Die Vorbereitung der erforderlichen Daten spielt, wie bereits erwähnt, eine entscheidende Rolle für die Gesamt-Effizienz. Das Tool E3.WiringSystemLab unterstützt dazu Import-Möglichkeiten mittels der standardisierten Formate KBL und VEC sowie vereinfachte Excel-Listen und zwar sowohl für den Import der Konnektivität als auch der Topologie.

Damit kann das Werkzeug einfach in beliebige Prozessketten integriert werden – unabhängig von den dort eingesetzten Werkzeugen. Weiterhin besteht die Möglichkeit, die Verbindungsinformationen über Standardformate wie KBL direkt aus dem Schaltplan-Design im System E3.cable auszulesen, womit jeglicher Export und Import entfällt. Auch für den 3D-Bereich gibt es eine zusätzliche Lösung: Mittels eines Vorprozessors können die relevanten Topologie-Daten direkt aus den nativen MCAD-Daten ausgelesen werden, ohne dass dafür ein Autorensystem wie CATIA oder Siemens NX zur Verfügung stehen muss.

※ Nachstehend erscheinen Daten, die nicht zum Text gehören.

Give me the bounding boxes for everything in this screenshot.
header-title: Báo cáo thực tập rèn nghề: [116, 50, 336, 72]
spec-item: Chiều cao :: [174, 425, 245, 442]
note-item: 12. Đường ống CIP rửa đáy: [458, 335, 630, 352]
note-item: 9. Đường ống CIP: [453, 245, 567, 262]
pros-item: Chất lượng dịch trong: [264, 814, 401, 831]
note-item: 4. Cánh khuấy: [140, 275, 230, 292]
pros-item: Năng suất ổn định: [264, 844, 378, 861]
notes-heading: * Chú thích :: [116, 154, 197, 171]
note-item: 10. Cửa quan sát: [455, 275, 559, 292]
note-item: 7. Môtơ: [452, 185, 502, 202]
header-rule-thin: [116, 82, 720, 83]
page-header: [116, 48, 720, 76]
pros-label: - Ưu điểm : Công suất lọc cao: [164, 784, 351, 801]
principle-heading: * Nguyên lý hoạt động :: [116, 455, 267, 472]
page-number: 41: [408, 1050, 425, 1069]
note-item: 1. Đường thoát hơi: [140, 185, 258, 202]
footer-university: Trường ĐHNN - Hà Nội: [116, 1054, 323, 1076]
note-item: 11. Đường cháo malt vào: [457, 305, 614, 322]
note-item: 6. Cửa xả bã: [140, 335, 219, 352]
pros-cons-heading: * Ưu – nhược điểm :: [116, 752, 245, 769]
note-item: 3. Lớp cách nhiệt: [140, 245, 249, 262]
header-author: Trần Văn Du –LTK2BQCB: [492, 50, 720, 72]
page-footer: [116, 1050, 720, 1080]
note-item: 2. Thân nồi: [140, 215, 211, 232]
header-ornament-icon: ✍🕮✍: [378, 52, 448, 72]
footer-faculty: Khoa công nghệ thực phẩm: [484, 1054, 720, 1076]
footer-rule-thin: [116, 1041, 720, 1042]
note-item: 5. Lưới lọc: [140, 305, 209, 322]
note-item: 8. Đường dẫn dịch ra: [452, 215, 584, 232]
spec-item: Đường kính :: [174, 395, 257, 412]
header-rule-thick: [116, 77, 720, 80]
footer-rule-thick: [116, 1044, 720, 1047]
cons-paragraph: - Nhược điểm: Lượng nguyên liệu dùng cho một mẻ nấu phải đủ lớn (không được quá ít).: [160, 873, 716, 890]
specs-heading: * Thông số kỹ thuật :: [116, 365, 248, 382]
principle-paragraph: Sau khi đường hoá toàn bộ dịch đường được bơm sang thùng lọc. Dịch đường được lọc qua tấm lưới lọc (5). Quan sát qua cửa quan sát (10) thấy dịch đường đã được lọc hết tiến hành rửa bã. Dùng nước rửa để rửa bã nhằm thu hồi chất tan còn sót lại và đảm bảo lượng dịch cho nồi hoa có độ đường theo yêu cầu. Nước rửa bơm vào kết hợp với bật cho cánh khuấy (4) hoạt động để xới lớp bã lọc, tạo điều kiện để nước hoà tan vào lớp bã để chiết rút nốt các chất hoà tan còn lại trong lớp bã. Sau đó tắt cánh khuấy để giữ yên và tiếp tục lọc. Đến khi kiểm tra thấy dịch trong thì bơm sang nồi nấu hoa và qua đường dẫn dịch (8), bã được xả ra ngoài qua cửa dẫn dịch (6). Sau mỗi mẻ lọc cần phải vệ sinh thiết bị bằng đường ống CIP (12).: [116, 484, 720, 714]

Ein weiterer wichtiger Aspekt ist die Möglichkeit, Teil-Topologien zusammenfügen zu können. Hintergrund ist, dass es in der Regel kein MCAD-Modell (Bild 3) gibt, in dem die gesamte Fahrzeug-Topologie abgebildet ist. Daher muss der Import-Prozess in der Lage sein, aus einer Vielzahl kleiner Topologie-Dateien letztlich eine Gesamt-Topologie zu generieren, die gegebenenfalls noch in Kabelsätze segmentiert ist.

 

Es hat sich außerdem als hilfreich erwiesen, die Topologie nach dem Importieren auf Kohärenz zu überprüfen, um sicherzustellen, dass man von jedem Punkt der Topologie zu jeden anderen routen kann. Aus verschiedenen Gründen kommt es nämlich immer wieder vor, dass im MCAD-Modell Segmente nicht wirklich miteinander verbunden sind, sondern nur »annähernd«. Hier hilft eine integrierte »Heilungs-Funktion« (Bild 4), indem die eng nebeneinander liegenden Knoten verschmolzen werden. Diese und ähnliche Hilfsfunktionen unterstützen den Anwender, innerhalb kürzester Zeit ein konsistentes Referenz-Design aufzubauen.

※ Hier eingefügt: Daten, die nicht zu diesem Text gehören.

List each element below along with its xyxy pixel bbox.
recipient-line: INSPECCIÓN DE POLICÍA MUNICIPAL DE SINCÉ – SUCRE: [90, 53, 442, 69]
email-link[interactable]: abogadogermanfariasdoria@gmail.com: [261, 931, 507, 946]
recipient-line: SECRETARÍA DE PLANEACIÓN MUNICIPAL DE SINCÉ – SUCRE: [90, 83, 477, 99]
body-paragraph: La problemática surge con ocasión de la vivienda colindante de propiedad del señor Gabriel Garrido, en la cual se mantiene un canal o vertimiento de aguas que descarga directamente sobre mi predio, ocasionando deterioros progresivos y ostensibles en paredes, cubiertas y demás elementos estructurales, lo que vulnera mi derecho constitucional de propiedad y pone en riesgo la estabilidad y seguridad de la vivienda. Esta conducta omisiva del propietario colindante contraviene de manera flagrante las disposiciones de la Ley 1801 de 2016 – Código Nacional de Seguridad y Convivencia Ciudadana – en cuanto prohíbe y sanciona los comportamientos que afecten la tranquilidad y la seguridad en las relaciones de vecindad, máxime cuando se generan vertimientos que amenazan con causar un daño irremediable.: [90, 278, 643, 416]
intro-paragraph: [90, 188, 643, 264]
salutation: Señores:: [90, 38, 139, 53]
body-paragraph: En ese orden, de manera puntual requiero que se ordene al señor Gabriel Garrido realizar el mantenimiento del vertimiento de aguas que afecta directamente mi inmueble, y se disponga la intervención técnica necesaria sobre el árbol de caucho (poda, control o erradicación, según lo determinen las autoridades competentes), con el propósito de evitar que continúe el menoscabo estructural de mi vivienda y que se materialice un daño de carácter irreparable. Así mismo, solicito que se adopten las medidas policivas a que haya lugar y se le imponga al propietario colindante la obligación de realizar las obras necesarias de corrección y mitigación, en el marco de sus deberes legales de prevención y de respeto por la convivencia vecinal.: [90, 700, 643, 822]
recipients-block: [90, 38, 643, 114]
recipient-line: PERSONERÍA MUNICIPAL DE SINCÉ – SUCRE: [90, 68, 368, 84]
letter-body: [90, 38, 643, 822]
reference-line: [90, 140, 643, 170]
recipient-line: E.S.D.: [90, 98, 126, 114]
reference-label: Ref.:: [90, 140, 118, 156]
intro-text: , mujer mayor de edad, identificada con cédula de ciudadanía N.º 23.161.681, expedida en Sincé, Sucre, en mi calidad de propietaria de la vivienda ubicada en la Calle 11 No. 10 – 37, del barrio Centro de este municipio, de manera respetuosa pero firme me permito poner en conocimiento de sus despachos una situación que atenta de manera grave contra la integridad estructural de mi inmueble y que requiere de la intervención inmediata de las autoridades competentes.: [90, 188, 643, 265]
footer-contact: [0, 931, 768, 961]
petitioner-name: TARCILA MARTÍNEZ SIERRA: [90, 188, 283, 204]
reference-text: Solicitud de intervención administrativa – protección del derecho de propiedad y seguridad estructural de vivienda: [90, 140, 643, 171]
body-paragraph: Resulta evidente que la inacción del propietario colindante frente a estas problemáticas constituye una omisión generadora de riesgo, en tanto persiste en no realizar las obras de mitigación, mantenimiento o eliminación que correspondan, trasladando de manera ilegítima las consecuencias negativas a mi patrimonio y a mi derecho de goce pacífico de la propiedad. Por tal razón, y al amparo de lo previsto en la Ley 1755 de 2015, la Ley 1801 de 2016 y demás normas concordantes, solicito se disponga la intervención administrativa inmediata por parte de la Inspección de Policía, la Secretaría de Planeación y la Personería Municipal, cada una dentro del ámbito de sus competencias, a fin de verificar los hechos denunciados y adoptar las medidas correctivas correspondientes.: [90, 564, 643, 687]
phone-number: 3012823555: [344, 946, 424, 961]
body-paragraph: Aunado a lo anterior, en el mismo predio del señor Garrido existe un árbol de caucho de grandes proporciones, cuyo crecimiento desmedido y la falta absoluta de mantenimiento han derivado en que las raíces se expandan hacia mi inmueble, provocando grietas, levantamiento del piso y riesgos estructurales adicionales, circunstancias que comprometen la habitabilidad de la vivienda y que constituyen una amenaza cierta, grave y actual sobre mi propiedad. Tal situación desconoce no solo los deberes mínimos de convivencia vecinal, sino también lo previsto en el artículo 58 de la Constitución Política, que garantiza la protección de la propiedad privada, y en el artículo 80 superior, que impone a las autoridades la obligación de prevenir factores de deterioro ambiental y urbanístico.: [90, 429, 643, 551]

Topologische Optimierungen

Ausgehend vom Referenz-Design kann der Anwender nun Optimierungsideen einbringen und ausprobieren. Dabei gibt es folgende Ansätze, wie eine Optimierung erfolgen kann: Die Applikation E3.WiringSystemLab unterstützt das schnelle Ausführen der Operationen direkt im 3D-Modell (Bild 5). Neue Bündelwege können durch zwei Klicks – am Anfangs- und Endpunkt – erzeugt und mittels Zwischenpunkten als 3D-Splines beschrieben werden. Dabei wurde darauf geachtet, dass sich die Bedienung an gängigen Office-Applikationen wie MS PowerPoint orientiert und auch für den gelegentlichen Anwender sofort problemlos erschließt.

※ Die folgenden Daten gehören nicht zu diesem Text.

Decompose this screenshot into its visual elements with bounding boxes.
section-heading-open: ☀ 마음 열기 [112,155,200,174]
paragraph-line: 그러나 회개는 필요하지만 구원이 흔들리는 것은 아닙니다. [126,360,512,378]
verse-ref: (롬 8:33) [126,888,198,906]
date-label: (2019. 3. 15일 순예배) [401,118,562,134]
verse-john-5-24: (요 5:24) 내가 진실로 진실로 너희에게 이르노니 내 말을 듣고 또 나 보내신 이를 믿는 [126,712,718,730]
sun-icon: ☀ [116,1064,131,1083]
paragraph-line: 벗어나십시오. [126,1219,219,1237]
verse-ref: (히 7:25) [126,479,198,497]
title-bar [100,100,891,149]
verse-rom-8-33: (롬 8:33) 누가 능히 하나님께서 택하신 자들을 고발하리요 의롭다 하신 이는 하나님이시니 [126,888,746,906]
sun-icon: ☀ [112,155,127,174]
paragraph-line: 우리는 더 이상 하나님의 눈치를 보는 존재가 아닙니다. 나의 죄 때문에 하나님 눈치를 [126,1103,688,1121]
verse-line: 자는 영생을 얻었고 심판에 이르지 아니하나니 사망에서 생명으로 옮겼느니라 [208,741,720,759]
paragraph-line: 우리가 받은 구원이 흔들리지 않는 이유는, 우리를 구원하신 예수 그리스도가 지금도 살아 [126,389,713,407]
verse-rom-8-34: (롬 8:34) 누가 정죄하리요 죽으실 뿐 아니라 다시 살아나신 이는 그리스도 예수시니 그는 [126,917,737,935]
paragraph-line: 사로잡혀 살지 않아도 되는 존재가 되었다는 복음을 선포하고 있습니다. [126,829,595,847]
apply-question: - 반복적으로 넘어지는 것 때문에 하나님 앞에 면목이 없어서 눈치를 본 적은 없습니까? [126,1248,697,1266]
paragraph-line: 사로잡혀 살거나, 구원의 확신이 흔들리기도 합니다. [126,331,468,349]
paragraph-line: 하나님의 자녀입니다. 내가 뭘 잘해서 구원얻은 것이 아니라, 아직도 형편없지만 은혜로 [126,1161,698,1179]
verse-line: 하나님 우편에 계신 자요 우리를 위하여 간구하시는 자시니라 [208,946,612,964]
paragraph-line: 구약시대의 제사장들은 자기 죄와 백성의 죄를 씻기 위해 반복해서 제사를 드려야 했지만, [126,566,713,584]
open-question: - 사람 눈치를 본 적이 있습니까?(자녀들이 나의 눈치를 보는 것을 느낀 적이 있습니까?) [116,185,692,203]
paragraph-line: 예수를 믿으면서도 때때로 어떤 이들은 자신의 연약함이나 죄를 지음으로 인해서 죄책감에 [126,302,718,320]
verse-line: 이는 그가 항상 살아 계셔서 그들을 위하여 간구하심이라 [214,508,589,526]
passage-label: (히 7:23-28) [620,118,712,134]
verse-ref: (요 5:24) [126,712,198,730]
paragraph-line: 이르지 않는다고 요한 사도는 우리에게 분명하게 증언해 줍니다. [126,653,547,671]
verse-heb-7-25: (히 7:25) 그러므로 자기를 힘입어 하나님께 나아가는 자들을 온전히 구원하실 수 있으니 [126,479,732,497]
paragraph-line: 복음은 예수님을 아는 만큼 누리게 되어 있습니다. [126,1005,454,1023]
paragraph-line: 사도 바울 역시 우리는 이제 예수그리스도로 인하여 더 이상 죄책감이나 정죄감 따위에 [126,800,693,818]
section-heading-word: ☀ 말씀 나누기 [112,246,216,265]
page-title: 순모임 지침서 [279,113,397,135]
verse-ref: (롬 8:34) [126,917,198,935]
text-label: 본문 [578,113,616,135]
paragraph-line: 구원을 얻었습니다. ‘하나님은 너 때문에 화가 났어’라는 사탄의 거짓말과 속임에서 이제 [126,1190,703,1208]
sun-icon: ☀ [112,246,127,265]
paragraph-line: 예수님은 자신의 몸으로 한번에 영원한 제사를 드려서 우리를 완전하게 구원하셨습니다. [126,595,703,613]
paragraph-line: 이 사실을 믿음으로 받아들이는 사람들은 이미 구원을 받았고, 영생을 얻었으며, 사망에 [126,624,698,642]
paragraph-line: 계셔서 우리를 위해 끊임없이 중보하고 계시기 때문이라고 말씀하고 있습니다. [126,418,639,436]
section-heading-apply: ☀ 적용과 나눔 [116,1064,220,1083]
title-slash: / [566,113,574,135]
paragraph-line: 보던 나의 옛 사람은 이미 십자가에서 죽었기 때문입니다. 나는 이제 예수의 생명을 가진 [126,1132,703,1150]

So kann ein Um-Platzieren einer Komponente durch ein intuitives »Drag & Drop« ausgeführt werden. Das Aufteilen in unterschiedliche Kabelsätze lässt sich innerhalb von wenigen Sekunden durch Markieren des Trennstellen-Knotens und Vergabe eines neuen Kabelsatznamens erreichen. Somit kann der Anwender sehr schnell neue Ideen für eine Topologie-Optimierung einbringen und diese anschließend bewerten.